Saturday, March 6, 2010

Trax 8021 - Ford RS Sierra - Dick Johnson

When CAMS decided to do away with the exciting Group C formula, they went for the international Group A formula, intending to internationalise and expand the Australian racing scene. It didnt really work. No local cars were really up to scratch when Group A was first introduced, and it took several seasons for the Group A Holden Commodores to become competitive.

The Ford Falcon simply had no chance. From driving one of the most exciting Group C cars ever fielded, to non-competitive overnight. It was hard for the Ford drivers. Dick Johnson, at that time one of Fords most iconic drivers, switched to the Ford Mustang, running a 5.0 litre V8, but it struggled to be competitive.  In 1987 and 1988, he switched to the turbocharged Ford RS Sierra.  Some drivers switched to other manufacturers such as BMW. In the Sierra, Johnson won the 1988 ATCC with six race victories.

Trax dont bring out many contemporary race cars any more. That market is now dominated by Biante and Classic Carlectables. But they did bring out this car back in the day with the famous no 17 on the side, in 1:43 scale. Unusually for Trax, this was not designed in Australia and manufactured in China. This model was manufactured in Portugal by a company called Trufoe.  Trax confirm this is the only model that they have had designed by an outside company. Made in several different racing liveries, the model is not commonly seen and was not as I understand enormously popular. Dinkum also produced a version of this car in 1:43. Biante have a version of this car in 1:18 which is very nice.
The RS Sierra model is fairly average, even for the time. It is not overly detailed with simple mouldings representing taillights and grilles, instead of separate pieces. The interior is not detailed at all. This car is really just a simple repaint of a road car, rather than a model of a racing car. 
A common problem with this model is the lower rear spoiler. It has come adrift on many, and this is often not mentioned in Ebay listings. Make sure you ask, or look closely at the photos if you intend to buy one.

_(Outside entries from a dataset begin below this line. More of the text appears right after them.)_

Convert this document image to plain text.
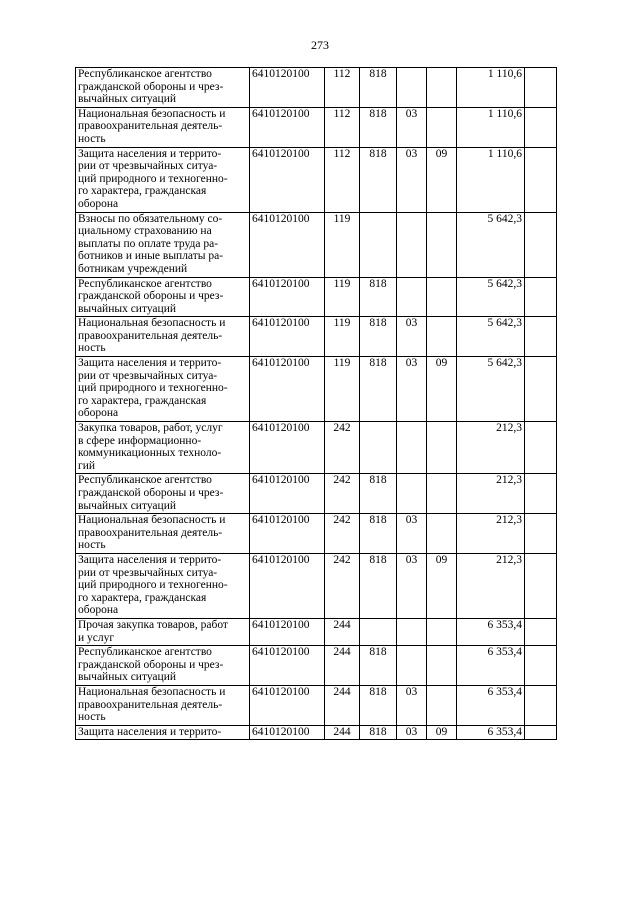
273
Республиканское агентство
гражданской обороны и чрез-
вычайных ситуаций	6410120100	112	818			1 110,6	

Национальная безопасность и
правоохранительная деятель-
ность	6410120100	112	818	03		1 110,6	

Защита населения и террито-
рии от чрезвычайных ситуа-
ций природного и техногенно-
го характера, гражданская
оборона	6410120100	112	818	03	09	1 110,6	

Взносы по обязательному со-
циальному страхованию на
выплаты по оплате труда ра-
ботников и иные выплаты ра-
ботникам учреждений	6410120100	119				5 642,3	

Республиканское агентство
гражданской обороны и чрез-
вычайных ситуаций	6410120100	119	818			5 642,3	

Национальная безопасность и
правоохранительная деятель-
ность	6410120100	119	818	03		5 642,3	

Защита населения и террито-
рии от чрезвычайных ситуа-
ций природного и техногенно-
го характера, гражданская
оборона	6410120100	119	818	03	09	5 642,3	

Закупка товаров, работ, услуг
в сфере информационно-
коммуникационных техноло-
гий	6410120100	242				212,3	

Республиканское агентство
гражданской обороны и чрез-
вычайных ситуаций	6410120100	242	818			212,3	

Национальная безопасность и
правоохранительная деятель-
ность	6410120100	242	818	03		212,3	

Защита населения и террито-
рии от чрезвычайных ситуа-
ций природного и техногенно-
го характера, гражданская
оборона	6410120100	242	818	03	09	212,3	

Прочая закупка товаров, работ
и услуг	6410120100	244				6 353,4	

Республиканское агентство
гражданской обороны и чрез-
вычайных ситуаций	6410120100	244	818			6 353,4	

Национальная безопасность и
правоохранительная деятель-
ность	6410120100	244	818	03		6 353,4	

Защита населения и террито-	6410120100	244	818	03	09	6 353,4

The 1:43 spoiler is not accurate either, with the black rubber edge of the upper spoiler missing. The clear headlights on this model are also inaccurate, with the real car having red covers with Shell emblems on them, over the headlights.
Packaging is very basic, certainly nothing like the quality seen in recent years, at this stage they were still packaged like expensive toys. Often the clear plastic is damaged and torn. I think it is simply deteriorating with time, rather than a sign of neglect though. That is plastic foam on the inside, holding the car in place. This seems to be holding up well.
The baseplate is very basic, and the wheels and tyres are more toy like than most Trax models. The real car had Simmons wheels, the Trax wheels do not resemble the Simmons remotely. Paint is uniformly good, better than some early Trax, although this leads to my main concern. My biggest issue with this model is the deterioration on the racing livery paint. You can see on the 'S' and 'h' on the bonnet, and also on the '17' that the white paint is discoloured. This is also due to age and not mis-handling or neglect. I've looked at several, and it is a common problem. Additionally, the racing livery is more representative than accurate, with a lot of the sponsors missing, such as Shell emblems, Palmer Tubetek, Australian Airlines etc.

Now we come to the rating. This is mainly in my collection due to it being a Trax and a Dick Johnson car. I think cars designed by Trax are generally better presented, and this car is more a toy than a model.

Trax 8021 - Dick Johnson Ford Sierra Cosworth
Quality  6
Design    7
Colours   5
X-factor  3

Rating: 21/40


  1. nice set of land speed record cars

  2. I have just got a mint in box 8021 sierra what's it worth?